Does Atheism Break Down Here?
[This is a reply to a reader’s comment on my posting “The Greatest Scientific Mind.” The full text of his comment can be found by clicking “comments” under that essay, which appears below.]
Richard Dawkins makes the precise argument you advanced in your comment. In Chapter 4 of The God Hypothesis he says: “… the designer hypothesis immediately raises the larger problem of who designed the designer. The whole problem we started out with was the problem of explaining statistical improbability. It is obviously no solution to postulate something even more improbable.”
In the margin beside that statement I wrote: “But can’t we explain something complex and amazing (the play Hamlet) by pointing to a cause even more complex and amazing (Shakespeare)?”
In the same chapter Dawkins says: “To suggest that the first cause, the great unknown which is responsible for something existing instead of nothing, is a being capable of designing the universe and of talking to a million people simultaneously, is a total abdication of the responsibility to find an explanation. It is… thought-denying skyhookery.”
Hiding Weakness with Rhetoric
That is a rhetorically forceful statement; many are convinced by it. But if you examine it closely it is not a refutation of the First Cause argument – it is mere intellectual name calling with no rational substance. Pasting the label “abdication” and “skyhookery” on a solid argument that threatens his position, shows how weak the position is, and how illogically Dawkins, for all his brilliance, tries to hide such weaknesses.

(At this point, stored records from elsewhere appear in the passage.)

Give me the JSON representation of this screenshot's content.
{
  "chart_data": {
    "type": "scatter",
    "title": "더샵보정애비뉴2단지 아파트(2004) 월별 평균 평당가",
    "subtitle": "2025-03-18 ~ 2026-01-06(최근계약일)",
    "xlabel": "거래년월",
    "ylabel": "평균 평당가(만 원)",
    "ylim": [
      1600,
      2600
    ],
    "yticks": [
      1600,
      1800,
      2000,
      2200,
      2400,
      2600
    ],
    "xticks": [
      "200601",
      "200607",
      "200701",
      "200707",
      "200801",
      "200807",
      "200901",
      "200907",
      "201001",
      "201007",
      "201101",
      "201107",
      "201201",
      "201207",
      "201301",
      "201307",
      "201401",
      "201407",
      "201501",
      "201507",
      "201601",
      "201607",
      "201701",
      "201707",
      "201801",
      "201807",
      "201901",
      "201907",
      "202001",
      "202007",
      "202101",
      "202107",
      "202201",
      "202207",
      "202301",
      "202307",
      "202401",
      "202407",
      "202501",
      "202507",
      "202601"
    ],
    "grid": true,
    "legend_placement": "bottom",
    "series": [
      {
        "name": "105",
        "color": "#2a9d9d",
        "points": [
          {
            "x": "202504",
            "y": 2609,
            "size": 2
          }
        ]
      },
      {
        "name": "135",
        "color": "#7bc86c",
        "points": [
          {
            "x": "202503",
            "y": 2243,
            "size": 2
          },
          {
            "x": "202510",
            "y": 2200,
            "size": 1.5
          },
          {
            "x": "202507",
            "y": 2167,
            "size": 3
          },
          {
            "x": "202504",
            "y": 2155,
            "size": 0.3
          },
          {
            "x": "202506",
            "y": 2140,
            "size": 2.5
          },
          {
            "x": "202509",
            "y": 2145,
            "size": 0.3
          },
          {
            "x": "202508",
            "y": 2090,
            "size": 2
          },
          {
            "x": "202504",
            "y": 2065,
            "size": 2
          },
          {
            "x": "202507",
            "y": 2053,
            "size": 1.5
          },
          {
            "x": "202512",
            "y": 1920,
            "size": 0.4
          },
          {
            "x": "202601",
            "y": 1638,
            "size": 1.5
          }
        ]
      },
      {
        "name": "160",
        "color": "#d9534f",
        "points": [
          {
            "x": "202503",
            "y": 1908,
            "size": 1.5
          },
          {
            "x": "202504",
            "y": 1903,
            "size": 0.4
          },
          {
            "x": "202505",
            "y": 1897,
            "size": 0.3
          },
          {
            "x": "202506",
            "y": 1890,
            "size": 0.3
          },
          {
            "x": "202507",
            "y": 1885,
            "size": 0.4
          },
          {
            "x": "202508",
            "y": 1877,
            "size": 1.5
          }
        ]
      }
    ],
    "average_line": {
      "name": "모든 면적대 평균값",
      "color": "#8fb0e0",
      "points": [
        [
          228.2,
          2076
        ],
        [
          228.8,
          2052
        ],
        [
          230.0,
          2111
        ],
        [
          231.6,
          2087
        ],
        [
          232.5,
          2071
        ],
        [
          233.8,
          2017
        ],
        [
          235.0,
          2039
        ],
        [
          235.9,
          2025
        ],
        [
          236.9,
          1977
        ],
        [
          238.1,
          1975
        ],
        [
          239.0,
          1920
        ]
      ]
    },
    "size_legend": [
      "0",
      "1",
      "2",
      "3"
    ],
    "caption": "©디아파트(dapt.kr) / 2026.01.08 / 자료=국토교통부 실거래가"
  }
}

To say the wondrous world could not have had a still more wondrous creator is to deny the obvious. An inventor is greater than his machine. DaVinci was greater than his paintings. To say the more wondrous creator must have had a creator is simply untrue. The argument that a creator must have had a creator, who must have had a creator, who must have had a creator, etc., etc., ad infinitum, is to involve oneself in an infinite regress, which keeps begging the question and solves nothing.
A Rational Way Out
The only way out of an infinite regress is to posit that it stops somewhere, and that the end-of-regress is the First Cause of all that is, itself uncaused. Yes, there could have been a starting point, a Being that always existed, before time began, whose intelligence and powers are not limited, as ours are, but are vast beyond our imagining. Who created the universe and set it in motion, perhaps by making the singularity that exploded with a Big Bang, giving birth to the galaxies, our planet, life, evolution, and all of history, human and natural. That kind of an all-sufficient starting point in no way violates logic. In fact logic requires it. And common sense regurgitates the theory of an infinite regress.
Dawkins, again in Chapter 4, says that “any God capable of designing a universe… tuned to lead to our evolution, must be a supremely complex and improbable entity who needs an even bigger explanation than the one he is supposed to provide.”
Again, that’s flatly untrue. A supremely complex cosmic intelligence, existing from all eternity, does not require a bigger explanation. Nor does it “explain nothing.” In fact, it explains everything about the origin of the universe. It’s the most adequate explanation there can be. It’s where the need for an explanation ends. You may not like it. If you hate the idea of God you’ll hate the argument. But don’t say it explains nothing, and smear graffiti on it like “abdication” and “skyhook.”
In fact, it’s such a powerful and comprehensive argument, I’m not sure how we get around it. Is infinite regress the best we can do? Or is “the singularity just happened” the best? Is there a real rebuttal? Help me! My agnosticism is tottering. This looks like a proof.